JAKARTA, KOMPAS.com - Ratusan tempat pemungutan suara (TPS) mendapat surat suara yang tidak tepat saat pemungutan suara pemilu legislatif dilangsungkan, Rabu (9/4/2014). Kejadian yang sama sudah terjadi pada Pemilu 2009.
Seharusnya, Komisi Pemilihan Umum (KPU) belajar dengan menjalankan sistem kontrol yang lebih baik dan ketat. Ratusan ribu pemilih yang menggunakan hak suara di tidak kurang dari 590 TPS yang tersebar di 90 kabupaten/kota di 23 provinsi terpaksa melakukan pencoblosan ulang pada waktu yang dijadwalkan KPU kabupaten/kota setempat. Gara-garanya, surat suara yang mereka dapat bukan yang seharusnya mereka coblos. Calon anggota legislatif (caleg) yang tertera di surat suara bukan yang bertanding di daerah pemilihan (dapil) mereka.
KPU terbuka terhadap atas kinerja jajarannya. Adanya TPS yang mengalami surat suara tertukar bahkan diakui sendiri oleh KPU. Namun, hal itu tidak serta-merta menghilangkan ketidakcermatan KPU pada pemilih dan caleg yang bertarung di dapil yang bersangkutan.
"Ini sangat disayangkan karena hak pemilih untuk memilih caleg di dapilnya terlanggar. Hak caleg untuk dapat dipilih konstituennya juga terlanggar. Ini preseden buruk," kata Penasehat Pemantau Kemitraan Wahidah Suaib, Jumat (11/4/2014) di Jakarta.

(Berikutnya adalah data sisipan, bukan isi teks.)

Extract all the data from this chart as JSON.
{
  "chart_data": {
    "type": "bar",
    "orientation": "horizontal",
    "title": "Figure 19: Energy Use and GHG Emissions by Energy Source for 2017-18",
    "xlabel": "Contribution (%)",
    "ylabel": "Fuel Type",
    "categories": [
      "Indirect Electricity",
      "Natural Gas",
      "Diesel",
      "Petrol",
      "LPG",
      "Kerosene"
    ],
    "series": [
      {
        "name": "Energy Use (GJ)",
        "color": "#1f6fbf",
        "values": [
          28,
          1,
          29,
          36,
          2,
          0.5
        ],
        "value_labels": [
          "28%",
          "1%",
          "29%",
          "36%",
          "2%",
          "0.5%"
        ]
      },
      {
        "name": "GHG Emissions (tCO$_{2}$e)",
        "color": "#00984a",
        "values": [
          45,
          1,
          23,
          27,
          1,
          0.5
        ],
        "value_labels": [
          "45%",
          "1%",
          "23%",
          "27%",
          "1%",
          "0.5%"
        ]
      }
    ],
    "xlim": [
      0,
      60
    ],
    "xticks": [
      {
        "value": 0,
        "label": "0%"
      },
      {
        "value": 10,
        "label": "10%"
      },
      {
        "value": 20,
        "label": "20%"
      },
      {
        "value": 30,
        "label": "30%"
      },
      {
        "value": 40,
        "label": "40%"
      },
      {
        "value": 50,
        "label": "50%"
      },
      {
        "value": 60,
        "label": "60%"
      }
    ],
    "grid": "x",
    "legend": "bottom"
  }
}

Dengan laporan yang diterima KPU dari KPU kabupaten/kota, artinya jika rata-rata jumlah pemilih 400 orang per tempat TPS, maka ada 236.000 orang pemilih yang harus dua kali datang ke TPS untuk ikut pemungutan suara ulang.
Wahidah mengatakan, dibandingkan komisioner KPU periode lalu, kebijakan komisioner kali ini memang lebih baik dalam menindaklanjuti kesalahan ini. Berbeda dari Pemilu 2009, kejadian surat suara tertukar kali ini ditindaklanjuti dengan penetapan pemungutan suara ulang. "Jadi, KPU mengembalikan hak pemilih dan caleg yang sempat hilang," kata mantan anggota Bawaslu itu.
Akan tetapi, tentu masalah bukan sekadar pengembalian hak memilih dan dipilih. KPU masih punya masalah untuk tetap menjaga animo masyarakat dalam memilih wakilnya untuk kedua kalinya. Hal itu karena puncak pemilu tentu sudah terjadi pada 9 April 2014.
"Apa KPU juga bisa menjamin orang bisa memilih (lagi)? Apakah orang kerja bisa libur, sementara bosnya tidak libur?" kata Wahidah.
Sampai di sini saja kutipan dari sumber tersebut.